- Born: November 4, 1913
- Died: October 12, 2002 (aged 88)
- Other names: The Ivy League Mobster
- Occupation: Gangster
- Allegiance: Chicago Outfit

= Hyman Larner =

American gangster (1913–2002)

Hyman Larner (November 4, 1913 – October 12, 2002) was an American gangster associated with Sam Giancana and the Chicago Outfit. Known in the newspapers as "the Ivy League Mobster", he was the head of the Chicago Outfit's slot machine racket.

Larner, who was Jewish, kept a low profile but was very powerful with the Chicago underworld. After Eddie Vogel retired from the gambling machine business, Larner became the power behind the scenes.

When he testified before the U.S. Senate Select Committee on Improper Activities in Labor and Management in 1959, he invoked his Fifth Amendment rights fifty-four times.

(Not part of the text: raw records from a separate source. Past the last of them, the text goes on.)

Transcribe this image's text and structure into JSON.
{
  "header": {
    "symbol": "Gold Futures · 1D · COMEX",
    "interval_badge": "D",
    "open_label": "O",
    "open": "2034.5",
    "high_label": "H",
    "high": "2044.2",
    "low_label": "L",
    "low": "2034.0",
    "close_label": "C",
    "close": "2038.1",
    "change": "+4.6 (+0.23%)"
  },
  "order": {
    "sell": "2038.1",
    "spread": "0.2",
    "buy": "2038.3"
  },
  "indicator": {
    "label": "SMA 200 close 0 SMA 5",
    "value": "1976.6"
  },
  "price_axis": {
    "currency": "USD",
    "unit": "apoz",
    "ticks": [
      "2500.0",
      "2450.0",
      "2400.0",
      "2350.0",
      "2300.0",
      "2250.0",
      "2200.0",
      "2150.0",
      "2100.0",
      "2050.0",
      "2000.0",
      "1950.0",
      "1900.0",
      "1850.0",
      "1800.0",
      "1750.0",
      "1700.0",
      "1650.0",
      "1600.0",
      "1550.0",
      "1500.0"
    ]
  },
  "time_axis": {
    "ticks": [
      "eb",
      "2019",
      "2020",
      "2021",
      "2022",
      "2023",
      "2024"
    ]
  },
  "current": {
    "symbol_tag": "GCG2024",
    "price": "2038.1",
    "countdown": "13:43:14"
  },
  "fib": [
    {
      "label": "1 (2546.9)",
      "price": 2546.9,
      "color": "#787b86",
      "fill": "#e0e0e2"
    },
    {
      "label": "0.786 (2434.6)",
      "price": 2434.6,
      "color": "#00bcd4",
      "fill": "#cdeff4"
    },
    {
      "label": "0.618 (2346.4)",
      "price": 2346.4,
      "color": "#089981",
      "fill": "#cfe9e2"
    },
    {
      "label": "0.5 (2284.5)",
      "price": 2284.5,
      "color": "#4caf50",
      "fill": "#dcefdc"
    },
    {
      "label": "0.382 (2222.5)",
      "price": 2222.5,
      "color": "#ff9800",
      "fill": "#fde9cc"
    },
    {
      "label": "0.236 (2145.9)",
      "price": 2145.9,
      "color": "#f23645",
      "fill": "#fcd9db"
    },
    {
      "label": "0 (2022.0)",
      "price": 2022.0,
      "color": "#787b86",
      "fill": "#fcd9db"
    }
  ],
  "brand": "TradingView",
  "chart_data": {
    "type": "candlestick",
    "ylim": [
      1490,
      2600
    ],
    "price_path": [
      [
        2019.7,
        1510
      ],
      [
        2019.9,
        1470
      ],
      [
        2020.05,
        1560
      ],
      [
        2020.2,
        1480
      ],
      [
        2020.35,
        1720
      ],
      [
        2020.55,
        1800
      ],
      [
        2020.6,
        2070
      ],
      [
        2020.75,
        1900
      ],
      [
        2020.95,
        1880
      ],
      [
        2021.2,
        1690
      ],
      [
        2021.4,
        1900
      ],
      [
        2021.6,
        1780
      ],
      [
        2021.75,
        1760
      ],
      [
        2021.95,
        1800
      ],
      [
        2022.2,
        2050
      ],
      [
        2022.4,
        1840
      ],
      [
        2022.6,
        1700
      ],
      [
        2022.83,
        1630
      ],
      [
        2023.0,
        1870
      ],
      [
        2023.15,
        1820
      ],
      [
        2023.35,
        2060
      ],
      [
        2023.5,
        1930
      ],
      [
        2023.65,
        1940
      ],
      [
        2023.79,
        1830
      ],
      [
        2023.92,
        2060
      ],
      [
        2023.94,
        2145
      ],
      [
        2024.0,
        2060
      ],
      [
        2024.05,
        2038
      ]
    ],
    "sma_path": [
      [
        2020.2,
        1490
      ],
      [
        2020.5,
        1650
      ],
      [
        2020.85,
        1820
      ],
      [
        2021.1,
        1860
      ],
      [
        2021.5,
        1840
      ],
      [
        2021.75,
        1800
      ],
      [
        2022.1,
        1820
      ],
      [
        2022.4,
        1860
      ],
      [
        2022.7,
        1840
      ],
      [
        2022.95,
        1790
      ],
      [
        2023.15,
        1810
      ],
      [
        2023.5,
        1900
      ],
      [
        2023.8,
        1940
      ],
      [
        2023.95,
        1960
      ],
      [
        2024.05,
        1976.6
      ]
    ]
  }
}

Larner expanded the Outfit's gambling and smuggling operations to Panama and Iran, moving the organization's Miami operation's headquarters to Panama where money laundering was more easily facilitated by local banks. These operations were conducted as a partnership between the Mafia and the CIA. By 1966, this partnership had developed into arms smuggling to the Middle East for the Israeli Mossad, all via Panama.

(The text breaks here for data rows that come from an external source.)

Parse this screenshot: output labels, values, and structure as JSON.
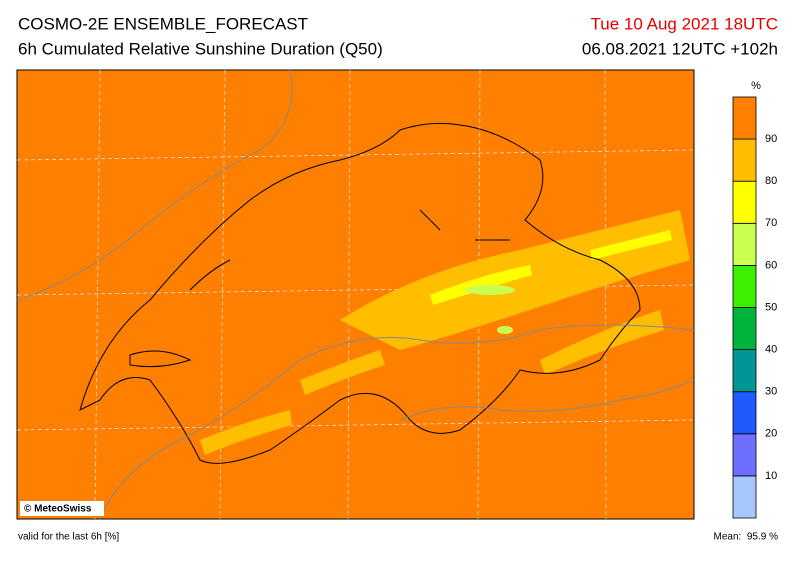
{
  "header": {
    "title": "COSMO-2E ENSEMBLE_FORECAST",
    "subtitle": "6h Cumulated Relative Sunshine Duration (Q50)",
    "valid_time": "Tue 10 Aug 2021 18UTC",
    "run": "06.08.2021 12UTC +102h"
  },
  "map": {
    "credit": "© MeteoSwiss"
  },
  "colorbar": {
    "unit": "%",
    "levels": [
      10,
      20,
      30,
      40,
      50,
      60,
      70,
      80,
      90
    ],
    "colors": [
      "#a6c8ff",
      "#6e6eff",
      "#1e5aff",
      "#009696",
      "#00b43c",
      "#3cf000",
      "#c8ff50",
      "#ffff00",
      "#ffbe00",
      "#ff7f00"
    ]
  },
  "footer": {
    "note": "valid for the last 6h [%]",
    "mean": "Mean:  95.9 %"
  }
}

Larner had friends among world leaders and key players in the Central Intelligence Agency and the U.S. military, and he was also well connected with Las Vegas bosses like the Teamsters' Allen Dorfman and media mogul Hank Greenspun. One of Larner's closest friends was Meyer Lansky, and the two shared in their passionate Zionism and defense for the Jews' divine right to the land of Israel.